Feminisme, Relasinya dalam Agama dan Budaya
Dalam buku ini, Alimatul Qibtiyah tidak hanya mempertemukan dialog-dialog yang masih dianggap tabu untuk dibahas. Tapi juga memilih diksi ”feminisme” dengan tegas.
SALAH satu bias yang paling banyak mengundang perdebatan isu perempuan datang dari agama. Bukan hanya Islam, melainkan seluruh agama di dunia.
Dosen UIN Sunan Kalijaga Alimatul Qibtiyah PhD mencoba untuk menguraikannya dalam bukunya yang berjudul Feminisme Muslim di Indonesia. Buku tersebut adalah disertasinya di Universitas Western Sydney, Australia, yang diwujudkan dalam bentuk yang lebih populer.
Dirangkum dalam tiga bagian yang terdiri atas Wacana Feminisme Muslim di Indonesia, Menegosiasi Isu-Isu Gender dalam Islam, dan Mewacanakan Feminisme di Indonesia. Alimatul yang juga menjabat ketua Lembaga Penelitian dan Pengembangan Aisyiyah (LPPA) Pimpinan Wilayah Aisyiyah (PWA) memulai dengan pengantar yang berupa pembahasan perempuan dalam Islam.

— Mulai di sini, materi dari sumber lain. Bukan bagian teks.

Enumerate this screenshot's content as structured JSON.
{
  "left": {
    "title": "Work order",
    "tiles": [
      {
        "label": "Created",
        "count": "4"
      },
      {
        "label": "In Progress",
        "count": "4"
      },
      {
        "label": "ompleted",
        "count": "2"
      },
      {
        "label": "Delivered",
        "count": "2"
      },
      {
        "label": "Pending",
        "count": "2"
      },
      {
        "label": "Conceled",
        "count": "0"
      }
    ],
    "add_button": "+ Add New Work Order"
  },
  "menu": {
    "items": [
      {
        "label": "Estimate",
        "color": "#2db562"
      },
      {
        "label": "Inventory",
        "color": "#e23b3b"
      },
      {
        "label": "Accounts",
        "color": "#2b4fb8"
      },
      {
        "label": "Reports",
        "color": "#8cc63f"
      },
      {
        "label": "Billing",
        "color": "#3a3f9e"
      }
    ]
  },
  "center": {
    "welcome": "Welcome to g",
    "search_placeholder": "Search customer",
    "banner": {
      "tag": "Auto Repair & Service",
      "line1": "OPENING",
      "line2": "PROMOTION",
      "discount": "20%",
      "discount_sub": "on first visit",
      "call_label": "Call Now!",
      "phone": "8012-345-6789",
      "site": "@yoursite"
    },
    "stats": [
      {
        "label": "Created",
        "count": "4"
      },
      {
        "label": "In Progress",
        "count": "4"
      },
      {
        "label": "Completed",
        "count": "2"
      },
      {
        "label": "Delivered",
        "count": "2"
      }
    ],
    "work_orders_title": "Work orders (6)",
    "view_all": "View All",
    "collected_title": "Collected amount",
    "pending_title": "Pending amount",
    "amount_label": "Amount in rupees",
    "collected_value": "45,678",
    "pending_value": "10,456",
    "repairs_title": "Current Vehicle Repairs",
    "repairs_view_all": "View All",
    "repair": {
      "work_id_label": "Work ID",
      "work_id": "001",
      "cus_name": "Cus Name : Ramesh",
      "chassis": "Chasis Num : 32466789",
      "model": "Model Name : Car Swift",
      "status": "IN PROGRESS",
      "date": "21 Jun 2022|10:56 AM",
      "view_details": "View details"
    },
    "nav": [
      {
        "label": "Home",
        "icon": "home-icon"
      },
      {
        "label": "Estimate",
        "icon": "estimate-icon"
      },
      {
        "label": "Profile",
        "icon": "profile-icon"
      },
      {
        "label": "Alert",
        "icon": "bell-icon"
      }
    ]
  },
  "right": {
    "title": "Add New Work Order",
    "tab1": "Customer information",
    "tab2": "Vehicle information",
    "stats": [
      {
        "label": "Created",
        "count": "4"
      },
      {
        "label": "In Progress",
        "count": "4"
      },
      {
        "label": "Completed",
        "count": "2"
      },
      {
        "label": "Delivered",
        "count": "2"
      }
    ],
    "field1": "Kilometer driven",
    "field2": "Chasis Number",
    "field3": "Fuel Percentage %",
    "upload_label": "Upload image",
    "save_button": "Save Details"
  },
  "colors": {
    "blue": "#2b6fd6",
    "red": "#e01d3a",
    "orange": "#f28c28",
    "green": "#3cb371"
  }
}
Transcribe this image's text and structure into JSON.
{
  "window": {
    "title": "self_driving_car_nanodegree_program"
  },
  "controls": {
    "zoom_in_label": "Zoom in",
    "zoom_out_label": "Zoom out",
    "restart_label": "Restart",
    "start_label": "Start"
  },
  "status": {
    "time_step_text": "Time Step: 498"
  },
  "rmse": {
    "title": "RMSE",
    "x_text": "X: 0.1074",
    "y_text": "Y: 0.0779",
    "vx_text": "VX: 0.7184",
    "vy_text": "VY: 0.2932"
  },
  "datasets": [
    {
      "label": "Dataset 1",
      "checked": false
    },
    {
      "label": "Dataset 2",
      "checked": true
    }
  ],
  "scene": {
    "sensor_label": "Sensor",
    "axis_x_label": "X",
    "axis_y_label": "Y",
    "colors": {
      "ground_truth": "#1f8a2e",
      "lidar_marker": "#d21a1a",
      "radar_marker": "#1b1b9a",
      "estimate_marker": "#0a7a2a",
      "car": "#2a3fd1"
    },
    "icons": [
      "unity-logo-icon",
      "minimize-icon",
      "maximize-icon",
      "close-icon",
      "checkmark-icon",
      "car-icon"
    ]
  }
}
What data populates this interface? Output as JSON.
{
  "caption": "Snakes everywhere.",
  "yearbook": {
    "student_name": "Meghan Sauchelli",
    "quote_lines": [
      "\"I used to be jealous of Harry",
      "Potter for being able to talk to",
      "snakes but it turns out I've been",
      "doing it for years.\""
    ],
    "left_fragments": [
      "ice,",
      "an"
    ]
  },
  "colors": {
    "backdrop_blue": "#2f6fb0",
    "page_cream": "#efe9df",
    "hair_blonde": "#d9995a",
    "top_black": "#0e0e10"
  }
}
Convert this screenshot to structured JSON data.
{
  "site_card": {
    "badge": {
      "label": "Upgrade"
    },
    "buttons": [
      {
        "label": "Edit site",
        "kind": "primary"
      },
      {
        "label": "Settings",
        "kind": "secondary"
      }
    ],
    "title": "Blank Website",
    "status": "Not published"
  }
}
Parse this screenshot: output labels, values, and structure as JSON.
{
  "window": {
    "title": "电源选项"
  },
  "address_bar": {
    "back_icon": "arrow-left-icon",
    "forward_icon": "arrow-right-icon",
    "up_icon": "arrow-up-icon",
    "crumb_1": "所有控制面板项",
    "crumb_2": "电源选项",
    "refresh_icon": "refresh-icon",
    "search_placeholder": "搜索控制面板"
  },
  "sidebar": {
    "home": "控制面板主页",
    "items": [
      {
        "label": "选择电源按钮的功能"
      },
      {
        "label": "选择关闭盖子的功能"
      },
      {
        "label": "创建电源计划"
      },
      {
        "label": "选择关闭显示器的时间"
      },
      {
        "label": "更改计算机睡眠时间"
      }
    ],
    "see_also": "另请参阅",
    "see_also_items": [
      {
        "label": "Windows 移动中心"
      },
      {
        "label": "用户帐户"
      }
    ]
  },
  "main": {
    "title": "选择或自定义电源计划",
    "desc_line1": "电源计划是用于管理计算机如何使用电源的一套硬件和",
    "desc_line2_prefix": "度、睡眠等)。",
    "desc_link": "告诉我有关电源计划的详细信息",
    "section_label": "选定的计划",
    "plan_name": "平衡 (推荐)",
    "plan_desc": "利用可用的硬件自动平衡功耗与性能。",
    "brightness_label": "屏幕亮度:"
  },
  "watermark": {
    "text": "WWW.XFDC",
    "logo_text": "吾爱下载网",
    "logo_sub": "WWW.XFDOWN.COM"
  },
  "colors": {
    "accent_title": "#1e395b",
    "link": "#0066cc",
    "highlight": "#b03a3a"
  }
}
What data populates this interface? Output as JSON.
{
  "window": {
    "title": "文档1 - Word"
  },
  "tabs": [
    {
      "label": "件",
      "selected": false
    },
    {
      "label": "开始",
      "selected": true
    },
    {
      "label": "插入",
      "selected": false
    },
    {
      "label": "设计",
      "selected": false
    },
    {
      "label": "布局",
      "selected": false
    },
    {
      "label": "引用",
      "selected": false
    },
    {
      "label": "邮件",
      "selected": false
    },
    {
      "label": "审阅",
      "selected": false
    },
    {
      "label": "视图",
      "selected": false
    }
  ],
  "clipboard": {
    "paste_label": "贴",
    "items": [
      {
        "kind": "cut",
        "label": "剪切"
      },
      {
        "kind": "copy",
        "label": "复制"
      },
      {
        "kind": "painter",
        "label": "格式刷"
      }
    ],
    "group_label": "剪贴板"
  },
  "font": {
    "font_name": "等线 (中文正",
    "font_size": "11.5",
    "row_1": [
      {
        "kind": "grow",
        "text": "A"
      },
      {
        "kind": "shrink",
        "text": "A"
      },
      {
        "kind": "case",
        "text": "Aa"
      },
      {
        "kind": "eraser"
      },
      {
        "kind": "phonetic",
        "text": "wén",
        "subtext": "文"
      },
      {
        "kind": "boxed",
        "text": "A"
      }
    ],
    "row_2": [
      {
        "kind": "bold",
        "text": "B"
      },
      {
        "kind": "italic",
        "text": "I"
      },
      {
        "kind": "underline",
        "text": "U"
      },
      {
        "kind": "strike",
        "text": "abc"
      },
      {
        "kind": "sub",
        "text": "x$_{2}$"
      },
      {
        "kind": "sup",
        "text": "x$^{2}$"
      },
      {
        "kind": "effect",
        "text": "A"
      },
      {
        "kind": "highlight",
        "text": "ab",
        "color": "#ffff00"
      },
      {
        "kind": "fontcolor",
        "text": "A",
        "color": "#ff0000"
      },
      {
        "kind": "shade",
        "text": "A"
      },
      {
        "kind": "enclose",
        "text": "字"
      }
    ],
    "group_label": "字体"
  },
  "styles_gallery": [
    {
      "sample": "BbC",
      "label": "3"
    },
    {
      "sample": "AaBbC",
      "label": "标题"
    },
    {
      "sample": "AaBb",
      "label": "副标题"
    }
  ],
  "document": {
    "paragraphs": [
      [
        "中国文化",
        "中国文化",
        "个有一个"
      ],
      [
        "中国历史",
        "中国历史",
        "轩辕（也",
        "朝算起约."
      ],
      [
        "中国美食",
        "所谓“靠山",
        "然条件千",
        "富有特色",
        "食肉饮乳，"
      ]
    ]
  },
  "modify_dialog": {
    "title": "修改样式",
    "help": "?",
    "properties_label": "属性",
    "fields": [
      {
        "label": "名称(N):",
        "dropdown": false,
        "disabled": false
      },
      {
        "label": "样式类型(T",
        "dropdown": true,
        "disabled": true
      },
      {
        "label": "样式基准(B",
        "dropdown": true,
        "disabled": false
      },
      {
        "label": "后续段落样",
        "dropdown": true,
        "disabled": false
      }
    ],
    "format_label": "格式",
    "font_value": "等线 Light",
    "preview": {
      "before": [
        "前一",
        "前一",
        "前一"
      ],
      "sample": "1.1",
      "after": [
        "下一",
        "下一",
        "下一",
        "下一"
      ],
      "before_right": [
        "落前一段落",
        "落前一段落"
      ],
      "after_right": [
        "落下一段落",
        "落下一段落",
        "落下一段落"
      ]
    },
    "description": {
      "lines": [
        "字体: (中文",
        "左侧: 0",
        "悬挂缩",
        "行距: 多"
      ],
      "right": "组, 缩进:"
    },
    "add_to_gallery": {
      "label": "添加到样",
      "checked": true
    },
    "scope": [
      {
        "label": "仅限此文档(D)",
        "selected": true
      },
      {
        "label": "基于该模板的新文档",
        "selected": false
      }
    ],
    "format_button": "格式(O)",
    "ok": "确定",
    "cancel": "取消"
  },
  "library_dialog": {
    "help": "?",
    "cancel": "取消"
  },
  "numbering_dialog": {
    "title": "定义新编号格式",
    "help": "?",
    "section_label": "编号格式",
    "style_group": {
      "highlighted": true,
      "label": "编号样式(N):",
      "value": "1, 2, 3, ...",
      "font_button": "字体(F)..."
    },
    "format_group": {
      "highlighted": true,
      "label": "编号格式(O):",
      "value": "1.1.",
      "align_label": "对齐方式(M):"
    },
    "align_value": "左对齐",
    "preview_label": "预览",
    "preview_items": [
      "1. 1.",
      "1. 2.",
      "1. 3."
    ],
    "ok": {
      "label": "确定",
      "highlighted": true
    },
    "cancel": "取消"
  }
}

Perempuan masuk dalam pembicaraan khusus karena banyak ayat Alquran yang membicarakan perempuan dalam banyak topik. Misalnya mengenai ahli waris, pernikahan, dan kepemimpinan.
Pergerakan perempuan Islam di Indonesia dimulai saat organisasi
perempuan Islam memperoleh tingkat kemandirian tertentu. Misalnya, Aisyiyah menjadi otonom sejak 1966, menyusul Muslimat NU yang lebih dulu otonom sejak 1952. Posisi otonom berarti Aisyiyah/Muslimat menduduki level yang sama dengan organisasi induknya dan punya hak untuk mengatur program-program serta anggaran sendiri.
Salah satu pendapat progresif tentang peran laki-laki dan perempuan ditulis dalam buku panduan Yayasan Kesejahteraan Fatayat (YKF). Di situ disebutkan, melahirkan anak dan menyusui dianggap sebagai kodrat. Adapun membesarkan anak dan melakukan pekerjaan rumah tangga merupakan peran yang dikonstruksikan secara sosial sehingga tugas tersebut bisa dilakukan oleh laki-laki maupun perempuan.
Peran sejajar antara laki-laki dan perempuan di Indonesia tersebut tanpa disadari mengandung nilainilai yang selaras dengan feminisme. Alimatul lalu mencoba untuk memberikan contoh lewat bagaimana muslim di negara-negara lain yang menilai Islam dan feminisme bisa berjalan bersama.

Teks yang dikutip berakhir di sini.